Wednesday, March 11, 2015

e-flux conversations


The essential art and curatorial news digest e-flux presents a new platform: e-flux conversations.

They describe conversations - Think the perfect blend of blog and message board, to host the most urgent artistic conversations of the day. Using a hybrid editorial model, this open forum allows for participation from any user as well as specialized discussion moderated by a rotating cast of invited contributors. We want to be the place where a Beijing art student can chat with Charles Esche.Is your social media feed drunk on likes? Did Big Brother kick you off Facebook for posting medieval torture paintings? Do 140 characters leave you unfulfilled? Us, too. That's why we built e-flux conversations—a new platform dedicated to in-depth discussions of urgent artistic and social ideas.

Scrolling through the current offerings on conversations, there is material as diverse as - Capitalism is draining the earth, and occupy isn't going to fix it / On claims of Radicality in Contemporary Art / MoMA's "Björk problem" is a MoMA leadership problem and more...

I was struck by a particular piece, contributed by karenarchey - Why are we ascribing competitive models to art and exhibitions? 
The writer comments: Now that it's early January and the holiday season has dwindled into a plain old winter vortex, I'm back at my desk, hungover from the gigantic amount of "best of" and "predictions for 2015" listicles that have been written in the last few weeks. Did anyone actually read any of these? While writing year-in-review texts has been a perennial form for critics for decades, it seems in recent years--with the rise of online art news platforms--that hastily written "top 10" articles have started to dominate art writing. I can understand why a journalist would be drawn to using this form. Listicles and best-of lists are easy to understand and fast to read and garner a lot of page views (which in turn generates ad revenue). But, being an art writer myself, I know that these articles are oftentimes written to give shout-outs to colleagues and friends, and rarely represent exhaustive research, despite they're oftentimes confused as such.

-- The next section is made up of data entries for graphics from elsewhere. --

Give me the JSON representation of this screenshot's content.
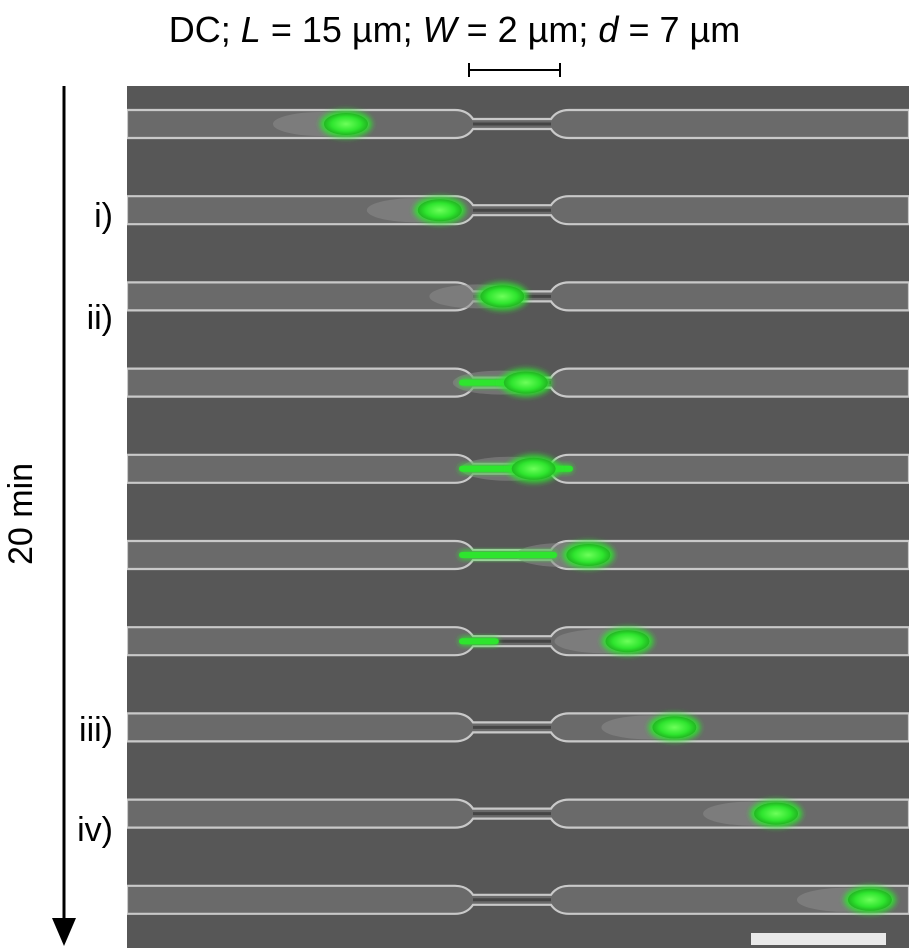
{
  "title": {
    "prefix": "DC; ",
    "L_symbol": "L",
    "L_value": " = 15 µm; ",
    "W_symbol": "W",
    "W_value": " = 2 µm; ",
    "d_symbol": "d",
    "d_value": " = 7 µm"
  },
  "time_axis": {
    "label": "20 min"
  },
  "frame_labels": [
    "i)",
    "ii)",
    "iii)",
    "iv)"
  ],
  "frames": [
    {
      "cell": 0.28,
      "stretch": 0.0,
      "label": ""
    },
    {
      "cell": 0.4,
      "stretch": 0.0,
      "label": "i)"
    },
    {
      "cell": 0.48,
      "stretch": 0.0,
      "label": "ii)"
    },
    {
      "cell": 0.51,
      "stretch": 0.4,
      "label": ""
    },
    {
      "cell": 0.52,
      "stretch": 1.0,
      "label": ""
    },
    {
      "cell": 0.59,
      "stretch": 0.85,
      "label": ""
    },
    {
      "cell": 0.64,
      "stretch": 0.3,
      "label": ""
    },
    {
      "cell": 0.7,
      "stretch": 0.0,
      "label": "iii)"
    },
    {
      "cell": 0.83,
      "stretch": 0.0,
      "label": "iv)"
    },
    {
      "cell": 0.95,
      "stretch": 0.0,
      "label": ""
    }
  ],
  "colors": {
    "background": "#575757",
    "channel_wall": "#c9c9c9",
    "channel_dark": "#2e2e2e",
    "cell_fluorescence": "#2ee52e",
    "scale_bar": "#e9e9e9"
  }
}
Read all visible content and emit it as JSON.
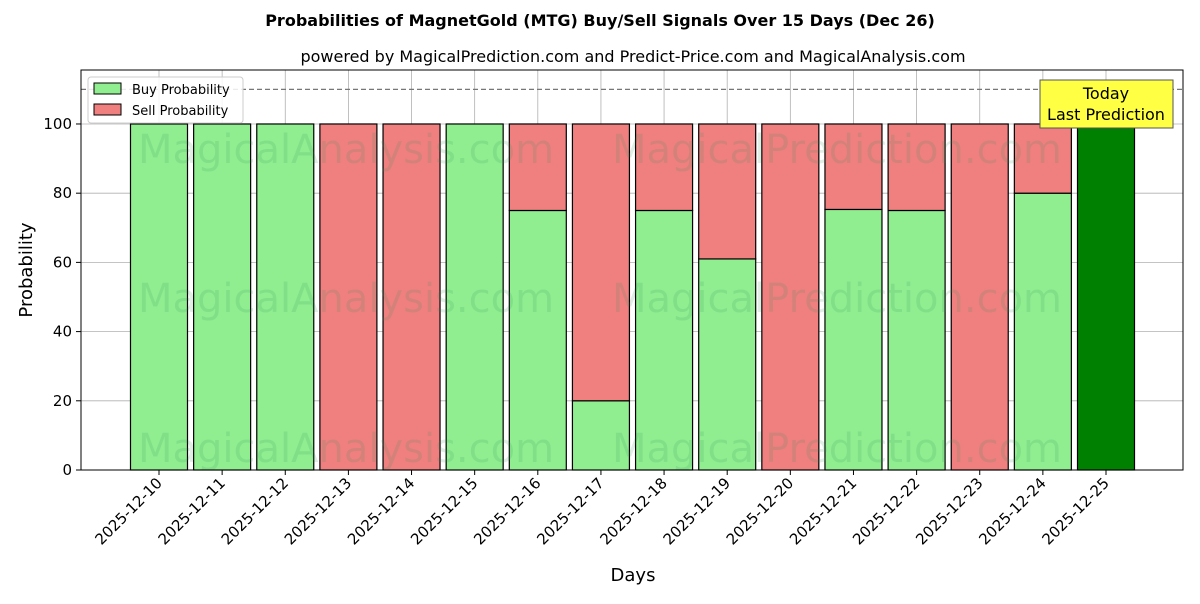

How do these competitive models effect the way we think about art? I think that it's human to get caught up thinking about who is the "best" at something (the best young female ceramic artist from New Zealand or the best new cave painter etc.), but I also would hope it's our task as cultural producers to think outside of normal systems of valuation and judgment that these competitive lists perpetuate.

Of course my immediate thought was of the increasingly endless lists of best photobooks that appear before Christmas every year. Their importance or lack of and why so many average books get attention they don't deserve.